After you go over this pass, the road stays high and you come to the area that gives the highway its name, Icefields Highway. This is one leg of a glacier that comes over at least three other saddles down towards the road.  Just at the skyline in this picture you can see the main ice field that stretches back into the mountains for a long way.  There are two busses on the left central part of the ice field and at least two parties of hikers going up the middle of the ice field.  For a small fee of $54 each,  you can ride the bus out onto the ice.  Considering how much time I spend on ice and snow, we declined.  The grey stuff on the sides and bottom of the glacier is material dropped by the last ice age glaciers.

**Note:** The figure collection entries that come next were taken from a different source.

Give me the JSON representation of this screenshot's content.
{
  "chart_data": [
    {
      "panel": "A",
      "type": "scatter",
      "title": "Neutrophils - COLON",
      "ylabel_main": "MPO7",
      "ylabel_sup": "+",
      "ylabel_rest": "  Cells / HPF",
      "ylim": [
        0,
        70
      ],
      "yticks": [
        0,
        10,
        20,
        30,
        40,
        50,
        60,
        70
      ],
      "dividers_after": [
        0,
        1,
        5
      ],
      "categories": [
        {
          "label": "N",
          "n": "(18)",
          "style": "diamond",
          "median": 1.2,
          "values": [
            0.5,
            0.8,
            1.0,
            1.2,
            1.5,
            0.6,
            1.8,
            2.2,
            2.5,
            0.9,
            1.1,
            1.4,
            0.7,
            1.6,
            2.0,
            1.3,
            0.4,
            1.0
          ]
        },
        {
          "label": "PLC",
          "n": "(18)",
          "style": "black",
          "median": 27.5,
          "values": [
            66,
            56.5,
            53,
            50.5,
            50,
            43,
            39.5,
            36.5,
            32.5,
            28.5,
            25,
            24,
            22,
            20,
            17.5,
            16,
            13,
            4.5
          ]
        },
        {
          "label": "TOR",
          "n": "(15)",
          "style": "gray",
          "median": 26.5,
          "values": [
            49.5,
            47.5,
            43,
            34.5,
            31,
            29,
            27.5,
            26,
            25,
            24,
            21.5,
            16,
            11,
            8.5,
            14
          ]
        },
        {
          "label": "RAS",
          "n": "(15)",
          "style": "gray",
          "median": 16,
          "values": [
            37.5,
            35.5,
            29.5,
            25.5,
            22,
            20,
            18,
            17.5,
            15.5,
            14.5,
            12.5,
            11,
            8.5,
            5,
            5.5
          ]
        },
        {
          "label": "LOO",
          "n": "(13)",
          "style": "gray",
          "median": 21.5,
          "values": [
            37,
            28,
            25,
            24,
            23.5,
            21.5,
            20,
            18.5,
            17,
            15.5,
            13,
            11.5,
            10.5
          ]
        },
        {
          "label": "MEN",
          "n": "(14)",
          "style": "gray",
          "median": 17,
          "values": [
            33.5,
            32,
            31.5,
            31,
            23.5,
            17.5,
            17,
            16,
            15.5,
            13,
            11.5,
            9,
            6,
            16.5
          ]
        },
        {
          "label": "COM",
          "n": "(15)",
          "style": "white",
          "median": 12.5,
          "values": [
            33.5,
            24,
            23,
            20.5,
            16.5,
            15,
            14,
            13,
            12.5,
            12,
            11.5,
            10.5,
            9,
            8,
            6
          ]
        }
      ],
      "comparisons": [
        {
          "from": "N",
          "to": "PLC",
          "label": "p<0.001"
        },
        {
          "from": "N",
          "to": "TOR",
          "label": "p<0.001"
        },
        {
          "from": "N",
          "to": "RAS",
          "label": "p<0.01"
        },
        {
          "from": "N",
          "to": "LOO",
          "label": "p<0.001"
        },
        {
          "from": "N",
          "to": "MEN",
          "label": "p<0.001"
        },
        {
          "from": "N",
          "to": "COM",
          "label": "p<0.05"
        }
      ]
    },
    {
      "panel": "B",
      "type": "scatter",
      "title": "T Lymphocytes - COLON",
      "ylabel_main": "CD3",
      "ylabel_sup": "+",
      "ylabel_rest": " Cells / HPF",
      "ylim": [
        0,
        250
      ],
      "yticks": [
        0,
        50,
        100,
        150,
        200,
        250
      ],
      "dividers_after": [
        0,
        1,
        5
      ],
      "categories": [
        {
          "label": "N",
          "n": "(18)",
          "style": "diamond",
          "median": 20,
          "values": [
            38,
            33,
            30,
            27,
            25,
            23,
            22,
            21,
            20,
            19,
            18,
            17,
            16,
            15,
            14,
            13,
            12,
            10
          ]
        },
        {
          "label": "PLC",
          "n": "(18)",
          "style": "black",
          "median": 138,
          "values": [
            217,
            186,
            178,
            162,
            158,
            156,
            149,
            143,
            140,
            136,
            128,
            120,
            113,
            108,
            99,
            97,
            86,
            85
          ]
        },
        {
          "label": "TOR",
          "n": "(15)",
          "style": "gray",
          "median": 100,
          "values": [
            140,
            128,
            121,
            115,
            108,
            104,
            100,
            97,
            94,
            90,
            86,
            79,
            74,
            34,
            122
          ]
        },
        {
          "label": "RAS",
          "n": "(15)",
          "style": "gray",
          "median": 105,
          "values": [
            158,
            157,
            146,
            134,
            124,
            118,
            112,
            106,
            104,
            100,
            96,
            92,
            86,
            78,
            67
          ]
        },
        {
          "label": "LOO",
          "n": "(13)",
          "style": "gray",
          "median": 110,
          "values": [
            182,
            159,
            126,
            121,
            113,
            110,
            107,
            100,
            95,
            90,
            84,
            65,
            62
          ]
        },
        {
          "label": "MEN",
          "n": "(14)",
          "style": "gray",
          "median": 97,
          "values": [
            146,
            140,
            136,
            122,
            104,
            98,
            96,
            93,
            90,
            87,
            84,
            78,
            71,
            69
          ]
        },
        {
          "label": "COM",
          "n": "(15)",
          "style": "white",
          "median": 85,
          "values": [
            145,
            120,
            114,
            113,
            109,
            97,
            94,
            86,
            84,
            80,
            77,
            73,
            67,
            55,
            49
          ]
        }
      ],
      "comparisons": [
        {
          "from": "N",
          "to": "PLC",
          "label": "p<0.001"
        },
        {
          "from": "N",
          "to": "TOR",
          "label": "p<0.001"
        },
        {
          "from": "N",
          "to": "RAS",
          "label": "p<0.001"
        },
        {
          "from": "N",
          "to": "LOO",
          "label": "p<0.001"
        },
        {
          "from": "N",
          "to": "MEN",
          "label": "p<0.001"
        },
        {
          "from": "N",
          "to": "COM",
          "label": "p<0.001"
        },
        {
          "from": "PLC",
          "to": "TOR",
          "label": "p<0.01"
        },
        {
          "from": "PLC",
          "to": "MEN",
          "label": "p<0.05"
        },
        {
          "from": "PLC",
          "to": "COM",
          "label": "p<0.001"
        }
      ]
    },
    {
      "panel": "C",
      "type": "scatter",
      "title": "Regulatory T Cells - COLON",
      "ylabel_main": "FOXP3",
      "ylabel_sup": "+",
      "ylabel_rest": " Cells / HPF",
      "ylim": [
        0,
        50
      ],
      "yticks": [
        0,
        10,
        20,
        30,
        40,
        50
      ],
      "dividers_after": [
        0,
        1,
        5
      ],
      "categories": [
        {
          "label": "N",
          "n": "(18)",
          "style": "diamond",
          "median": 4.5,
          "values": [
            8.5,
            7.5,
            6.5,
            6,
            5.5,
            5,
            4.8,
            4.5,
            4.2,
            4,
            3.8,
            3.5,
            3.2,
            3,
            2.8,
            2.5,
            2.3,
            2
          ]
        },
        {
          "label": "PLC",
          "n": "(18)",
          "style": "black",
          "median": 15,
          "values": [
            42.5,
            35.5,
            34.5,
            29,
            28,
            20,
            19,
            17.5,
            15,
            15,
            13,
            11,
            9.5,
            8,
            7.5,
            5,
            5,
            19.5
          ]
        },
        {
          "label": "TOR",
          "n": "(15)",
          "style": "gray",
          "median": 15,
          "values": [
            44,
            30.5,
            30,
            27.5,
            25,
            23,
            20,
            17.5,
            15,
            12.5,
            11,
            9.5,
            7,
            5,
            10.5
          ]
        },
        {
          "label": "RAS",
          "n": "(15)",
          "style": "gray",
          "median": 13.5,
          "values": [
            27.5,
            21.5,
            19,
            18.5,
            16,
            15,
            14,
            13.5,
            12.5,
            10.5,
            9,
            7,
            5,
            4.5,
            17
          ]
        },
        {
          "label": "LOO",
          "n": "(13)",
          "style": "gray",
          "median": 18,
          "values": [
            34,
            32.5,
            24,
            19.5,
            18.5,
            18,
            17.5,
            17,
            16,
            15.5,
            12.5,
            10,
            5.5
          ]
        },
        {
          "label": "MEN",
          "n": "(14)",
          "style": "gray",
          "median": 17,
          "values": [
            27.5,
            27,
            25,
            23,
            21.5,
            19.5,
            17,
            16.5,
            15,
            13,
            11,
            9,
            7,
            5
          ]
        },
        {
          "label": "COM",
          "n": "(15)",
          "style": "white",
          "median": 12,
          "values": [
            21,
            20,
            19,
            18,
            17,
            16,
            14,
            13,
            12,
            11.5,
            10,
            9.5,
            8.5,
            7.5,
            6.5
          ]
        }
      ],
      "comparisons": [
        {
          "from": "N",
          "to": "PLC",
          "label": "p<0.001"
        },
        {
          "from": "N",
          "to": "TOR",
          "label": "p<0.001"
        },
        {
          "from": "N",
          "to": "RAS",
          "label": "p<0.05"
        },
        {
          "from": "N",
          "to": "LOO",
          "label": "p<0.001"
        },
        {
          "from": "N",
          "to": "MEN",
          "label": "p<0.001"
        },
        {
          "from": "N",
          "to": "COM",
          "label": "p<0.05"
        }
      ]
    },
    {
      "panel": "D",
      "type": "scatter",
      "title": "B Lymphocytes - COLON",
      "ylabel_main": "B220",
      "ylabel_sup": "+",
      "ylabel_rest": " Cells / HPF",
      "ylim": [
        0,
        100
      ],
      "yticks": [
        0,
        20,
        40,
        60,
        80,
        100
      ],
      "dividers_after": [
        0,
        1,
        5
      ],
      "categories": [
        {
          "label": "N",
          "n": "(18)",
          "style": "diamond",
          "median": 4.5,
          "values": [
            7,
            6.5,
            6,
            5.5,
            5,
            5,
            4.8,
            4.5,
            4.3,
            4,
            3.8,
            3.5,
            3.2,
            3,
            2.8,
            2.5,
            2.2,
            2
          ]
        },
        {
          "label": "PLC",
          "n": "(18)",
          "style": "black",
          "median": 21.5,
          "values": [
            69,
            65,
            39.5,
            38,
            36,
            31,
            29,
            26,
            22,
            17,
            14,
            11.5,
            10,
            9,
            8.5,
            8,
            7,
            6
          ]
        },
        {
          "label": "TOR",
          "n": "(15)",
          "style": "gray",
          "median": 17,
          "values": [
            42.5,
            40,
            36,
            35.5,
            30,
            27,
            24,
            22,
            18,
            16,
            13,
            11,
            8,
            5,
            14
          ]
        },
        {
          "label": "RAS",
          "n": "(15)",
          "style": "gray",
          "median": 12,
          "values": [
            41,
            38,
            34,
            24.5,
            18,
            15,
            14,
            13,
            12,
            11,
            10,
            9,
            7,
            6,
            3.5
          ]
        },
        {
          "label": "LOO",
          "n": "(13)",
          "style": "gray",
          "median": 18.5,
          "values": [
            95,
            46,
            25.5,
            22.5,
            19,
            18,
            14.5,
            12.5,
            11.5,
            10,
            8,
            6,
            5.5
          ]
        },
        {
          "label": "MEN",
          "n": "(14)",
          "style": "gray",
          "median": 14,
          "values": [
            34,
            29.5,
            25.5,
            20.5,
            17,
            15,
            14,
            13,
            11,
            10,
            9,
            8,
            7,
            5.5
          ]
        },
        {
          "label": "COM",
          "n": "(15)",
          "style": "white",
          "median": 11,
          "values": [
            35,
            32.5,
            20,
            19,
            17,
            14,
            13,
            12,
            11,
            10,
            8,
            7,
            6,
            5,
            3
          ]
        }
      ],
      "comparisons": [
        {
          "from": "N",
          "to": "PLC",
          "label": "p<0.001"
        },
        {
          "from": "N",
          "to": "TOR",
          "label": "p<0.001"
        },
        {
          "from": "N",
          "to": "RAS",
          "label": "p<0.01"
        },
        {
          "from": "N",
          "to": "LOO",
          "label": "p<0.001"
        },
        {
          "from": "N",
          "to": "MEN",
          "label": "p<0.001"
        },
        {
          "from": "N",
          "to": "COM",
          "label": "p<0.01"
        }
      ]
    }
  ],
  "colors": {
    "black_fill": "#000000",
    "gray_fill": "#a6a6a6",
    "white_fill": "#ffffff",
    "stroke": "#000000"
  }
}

Jasper, AB.   Whistler Campground

The Jasper National Park is the northern third of the trip through the mountains.  The town of Jasper is a really nice thriving community that is surprisingly full of places to meet a tourist's needs.  Whistler is a National Park campground just south of town.  So we found that the cow Elk were calving, the Grizzly bears were trying to eat the newborn elk and the Park Rangers were really nervous.  They were going around telling people to stay away from the animals so they wouldn't get trampled like the lady last week.






 We got the campground in the very back of the place.  The next morning nothing was dead, no tourists trampled and the rangers were still nervous.

1 comment:

  1. Best picture, I love the last one of your camper in the brush and trees.